CHICAGO (Reuters) - The U.S. housing crisis has caused huge loan losses at big lenders but also spawned a slew of class-action lawsuits against them, many alleging noncompliance with consumer disclosure rules.
“The compliance issue is a ticking time bomb for some lenders,” said Louis Pizante, chief executive of Mavent Inc, an Irvine, California-based company that provides automated regulatory compliance reports for financial clients. “We have only just seen the beginning of the lawsuits.”
Navigant Consulting said in a report last month that in the 15 months through March 2008 a total of 448 lawsuits had been filed related to the subprime crisis. Of the 170 cases filed in January-March 2008, 46 percent were borrower class actions.
That compared to 559 lawsuits related to the U.S. savings and loan association debacle in the 1980s and 1990s, it said.
“Each of the top 10 subprime mortgage lenders for 2006 was named in at least one borrower class action suit during 2007,” the Navigant report said.
Lenders targeted include Wachovia Corp WB.N unit World Savings Bank, Bear Stearns Cos Inc BSC.N, Citigroup Inc's C.N CitiMortgage, Wells Fargo & Co WFC.N, Merrill Lynch & Co Inc MER.N unit First Franklin, and Countrywide Financial Corp CFC.N, which agreed in January to be acquired by Bank of America Corp BAC.N.
“Looking at the volume and scope of the claims, there is an all-out assault under way against the firms involved in subprime loans,” Navigant Managing Director Jeff Nielsen said.
Pizante and lawyers for plaintiffs said that if lenders lose such lawsuits, they may be obliged to return billions of dollars in interest and fees to borrowers. In some cases, homeowners could also have their loans declared unsecured debt by a bankruptcy court judge, allowing them to walk away.
Pizante said Mavent had seen a dramatic increase this year in requests for compliance checks from lenders. But requests have also risen from investors looking to verify whether the loans that Wall Street banks sold them during the height of the U.S. property boom met all applicable laws.

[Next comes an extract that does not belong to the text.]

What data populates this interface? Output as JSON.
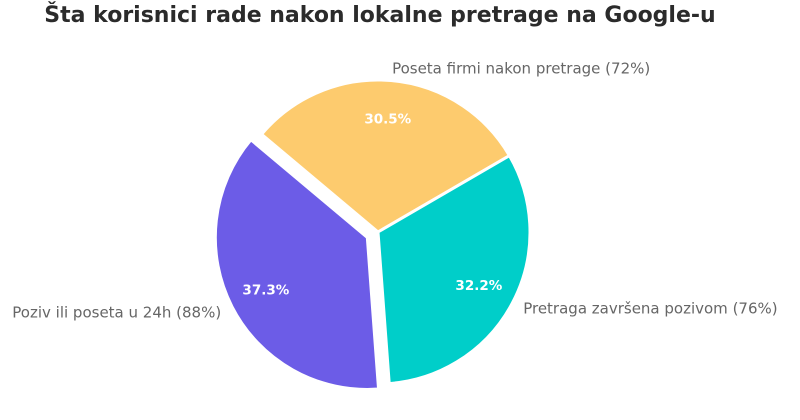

“In some cases it appears compliance may not have kept pace with the demand to get some of the more exotic loan products to market,” Pizante said.
Under a U.S. law known as The Truth in Lending Act, lenders must disclose the terms and cost of loans to consumers. But lawyers representing borrowers in the lawsuits claim lenders gave borrowers loans with hidden costs and consequences.
“The law requires lenders to disclose clearly and conspicuously what the ramifications are of a particular loan,” said Paul Kiesel, a partner at Kiesel, Boucher & Larson LLP.
“But in many cases they didn’t even come close,” he said.
Kiesel’s firm represents borrowers in more than 50 lawsuits involving Option Adjustable Rate Mortgages (ARMs), one of the more exotic loan products made available by lenders during the recent property boom.
Lawyers representing lenders said that compliance cases can often come down to the interpretation of a single word.
“This will be a long slog, but the industry will get through it,” said Tom Hefferon, a partner at law firm Goodwin Procter in Washington, D.C.
The stakes are high for lawyers and lenders. But emotions are running high for plaintiffs who had subprime loans.
Richard Carbone, 65, and his wife Carmen, 62, in Hesperia, California, are typical. They said that not only were they not protected but were cheated by their mortgage provider.
Carbone, a Vietnam War veteran, said in August 2006 a broker called and told him: “‘Have I got a great deal for you.’”
The deal: refinancing his 30-year fixed rate mortgage to a loan charging only 2 percent annual interest.
Jeffrey Berns of Arbogast & Berns LLP, who is representing the Carbones and 12,000 other subprime borrowers in class action suits, said the Carbones ended up with an Option ARM with the terms not explained in the disclosures given.
“If I’d known what they were selling me, I would have stuck with my 30-year fixed loan,” Carbone said. “I was lied to.”
With an Option ARM, borrowers can make a minimum monthly payment instead of paying the larger full amount due. But the unpaid remainder is then added to the balance of the loan.
The loan interest starts at a low “teaser” rate, then goes up quickly. There are also stiff prepayment penalties.
In two months the Carbones’ interest rate went up and they found that $800 per month was being added to their balance.
“The average person would look at the deal as it was presented and think ‘this is great.’” Berns said. “But by the time they realize what they have, they can’t get out.”
“The disclosures for some Option ARMs state that ‘interest rates may go up,’” Kiesel said. “But in 100 percent of cases they went up in the second month. That’s misleading.”
Defense lawyers say that argument is unlikely to succeed.
“That is standard language on mortgage loan disclosures,” said Jeffrey Naimon, a partner at Buckley Kollar LLP in Washington, D.C. “Interest rates go up and down all the time, so this is not the world’s strongest argument.”